Implications and the path forward

NICE's policy evolution creates a new operating environment. For the NHS, it is a mechanism to manage its medicines budget and redirect funds towards newer, more effective treatments. The standardisation intended through a future Single National Formulary will support this.

For pharmaceutical and medtech companies, the environment presents distinct challenges and opportunities. The active review of older products will affect revenue from established portfolios. Conversely, the commitment to accelerate access for new, high-value innovations creates a clear incentive for continued research and development.

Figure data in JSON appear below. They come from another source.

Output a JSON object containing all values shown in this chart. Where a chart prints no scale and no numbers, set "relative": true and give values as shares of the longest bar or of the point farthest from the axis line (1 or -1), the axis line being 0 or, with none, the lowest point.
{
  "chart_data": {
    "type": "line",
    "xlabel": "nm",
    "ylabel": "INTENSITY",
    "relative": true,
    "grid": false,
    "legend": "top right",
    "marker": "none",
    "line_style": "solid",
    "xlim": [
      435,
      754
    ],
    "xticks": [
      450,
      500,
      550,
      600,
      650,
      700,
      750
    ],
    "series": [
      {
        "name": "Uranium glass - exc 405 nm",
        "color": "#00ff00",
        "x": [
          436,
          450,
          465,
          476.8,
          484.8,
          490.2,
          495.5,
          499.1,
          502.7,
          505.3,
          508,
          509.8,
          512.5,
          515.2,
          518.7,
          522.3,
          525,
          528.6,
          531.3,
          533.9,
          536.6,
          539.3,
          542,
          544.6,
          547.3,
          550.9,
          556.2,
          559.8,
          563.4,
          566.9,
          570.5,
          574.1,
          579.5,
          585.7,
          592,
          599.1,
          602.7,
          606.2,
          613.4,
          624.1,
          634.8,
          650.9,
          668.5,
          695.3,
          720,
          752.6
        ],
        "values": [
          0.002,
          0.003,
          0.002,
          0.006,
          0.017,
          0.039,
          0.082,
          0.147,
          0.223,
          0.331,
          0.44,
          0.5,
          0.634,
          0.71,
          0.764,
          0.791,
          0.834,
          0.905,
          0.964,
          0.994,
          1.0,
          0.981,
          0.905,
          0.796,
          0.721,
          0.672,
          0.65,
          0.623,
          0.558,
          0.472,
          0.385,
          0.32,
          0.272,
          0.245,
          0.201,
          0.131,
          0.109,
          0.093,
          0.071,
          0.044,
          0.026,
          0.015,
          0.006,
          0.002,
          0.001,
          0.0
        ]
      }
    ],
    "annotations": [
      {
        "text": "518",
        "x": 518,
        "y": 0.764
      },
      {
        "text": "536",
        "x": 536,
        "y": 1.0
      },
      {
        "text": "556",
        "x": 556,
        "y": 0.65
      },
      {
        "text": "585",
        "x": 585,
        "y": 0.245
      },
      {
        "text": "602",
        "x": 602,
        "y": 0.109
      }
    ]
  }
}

Ultimately, how the pharmaceutical industry navigates these changes may depend on its approach to the debate. To negotiate effectively, the industry must frame its position around the impact on patients, demonstrating value through real-world evidence and a commitment to patient care. Ultimately, decisions should help to create a more sustainable healthcare system, improve patient outcomes and secure a bright future for the life sciences industry in the UK.